On the Project Nayuki article on Barrett reduction, one important lemma is the inequality
$$$\displaystyle\frac{x}{n} - 1 < \frac{xr}{4^k} ≤ \frac{x}{n} \implies \frac{x}{n} - 2 < \left\lfloor \frac{x}{n} - 1 \right\rfloor ≤ \left\lfloor \frac{xr}{4^k} \right\rfloor ≤ \frac{x}{n}$$$
We shall show that this inequality holds even if $$$\dfrac{xr}{4^k}$$$ is replaced by $$$\dfrac{(x-\delta) r}{4^k}$$$, with $$$0 ≤ \delta < 2^{62}$$$.
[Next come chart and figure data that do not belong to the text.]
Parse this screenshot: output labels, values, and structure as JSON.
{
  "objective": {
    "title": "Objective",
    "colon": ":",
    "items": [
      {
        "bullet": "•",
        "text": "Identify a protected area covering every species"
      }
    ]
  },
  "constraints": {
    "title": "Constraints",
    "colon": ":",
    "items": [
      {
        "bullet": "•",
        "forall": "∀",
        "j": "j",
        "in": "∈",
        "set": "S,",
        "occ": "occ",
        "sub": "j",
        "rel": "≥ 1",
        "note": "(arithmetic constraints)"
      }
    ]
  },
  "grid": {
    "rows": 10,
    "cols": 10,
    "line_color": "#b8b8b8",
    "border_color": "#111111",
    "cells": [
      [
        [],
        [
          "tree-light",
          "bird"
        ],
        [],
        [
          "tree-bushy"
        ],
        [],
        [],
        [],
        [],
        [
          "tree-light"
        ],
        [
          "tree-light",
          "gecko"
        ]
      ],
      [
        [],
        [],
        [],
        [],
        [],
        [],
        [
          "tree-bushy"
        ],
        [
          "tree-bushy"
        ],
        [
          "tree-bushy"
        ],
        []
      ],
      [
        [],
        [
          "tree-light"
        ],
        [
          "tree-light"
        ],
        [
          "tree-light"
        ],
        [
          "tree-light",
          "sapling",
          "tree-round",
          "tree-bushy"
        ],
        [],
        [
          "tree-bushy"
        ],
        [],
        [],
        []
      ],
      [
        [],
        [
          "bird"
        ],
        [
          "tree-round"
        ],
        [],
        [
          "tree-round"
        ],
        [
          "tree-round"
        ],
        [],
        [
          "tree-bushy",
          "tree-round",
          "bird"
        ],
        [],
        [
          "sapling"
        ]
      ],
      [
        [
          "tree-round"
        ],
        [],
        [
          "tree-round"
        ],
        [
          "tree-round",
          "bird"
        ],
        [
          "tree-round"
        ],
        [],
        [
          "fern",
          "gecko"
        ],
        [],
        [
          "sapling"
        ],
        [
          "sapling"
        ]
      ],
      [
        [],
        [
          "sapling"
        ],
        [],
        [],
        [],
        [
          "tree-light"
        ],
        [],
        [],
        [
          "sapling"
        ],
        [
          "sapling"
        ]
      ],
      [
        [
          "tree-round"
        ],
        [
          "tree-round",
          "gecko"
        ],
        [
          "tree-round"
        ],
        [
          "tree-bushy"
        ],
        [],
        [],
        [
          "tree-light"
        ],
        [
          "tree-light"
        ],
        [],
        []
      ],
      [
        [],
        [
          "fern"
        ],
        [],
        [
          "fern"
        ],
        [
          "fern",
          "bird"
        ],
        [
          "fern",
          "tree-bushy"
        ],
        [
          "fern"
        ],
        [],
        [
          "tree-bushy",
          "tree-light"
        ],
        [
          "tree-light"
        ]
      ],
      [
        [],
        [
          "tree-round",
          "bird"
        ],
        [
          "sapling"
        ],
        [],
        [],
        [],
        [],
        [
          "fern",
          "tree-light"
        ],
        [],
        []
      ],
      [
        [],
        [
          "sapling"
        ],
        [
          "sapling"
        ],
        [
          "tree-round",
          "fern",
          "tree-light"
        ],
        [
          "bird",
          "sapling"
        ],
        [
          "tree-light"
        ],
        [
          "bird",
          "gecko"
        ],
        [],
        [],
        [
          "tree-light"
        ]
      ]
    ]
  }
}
First we need to obtain a tighter bound on $$$r$$$. Given that $$$r$$$, $$$k$$$, and $$$n$$$ are fixed in our algorithm, we can verify that $$$\dfrac {4^k} n - r < 2^{-9}$$$. Let this value be $$$\varepsilon$$$. We thus obtain $$$\displaystyle \frac{4^k}{n} - \varepsilon < r < \frac{4^k}{n}$$$
Multiply by $$$x-\delta \geq 0$$$: $$$\displaystyle (x-\delta)(\frac{4^k}{n} - \varepsilon) < (x-\delta)r < (x-\delta)\frac{4^k}{n}$$$
Given that $$$\delta$$$ is nonnegative we can relax the right bound to $$$x\dfrac{4^k}{n}$$$ and forget about it thereafter.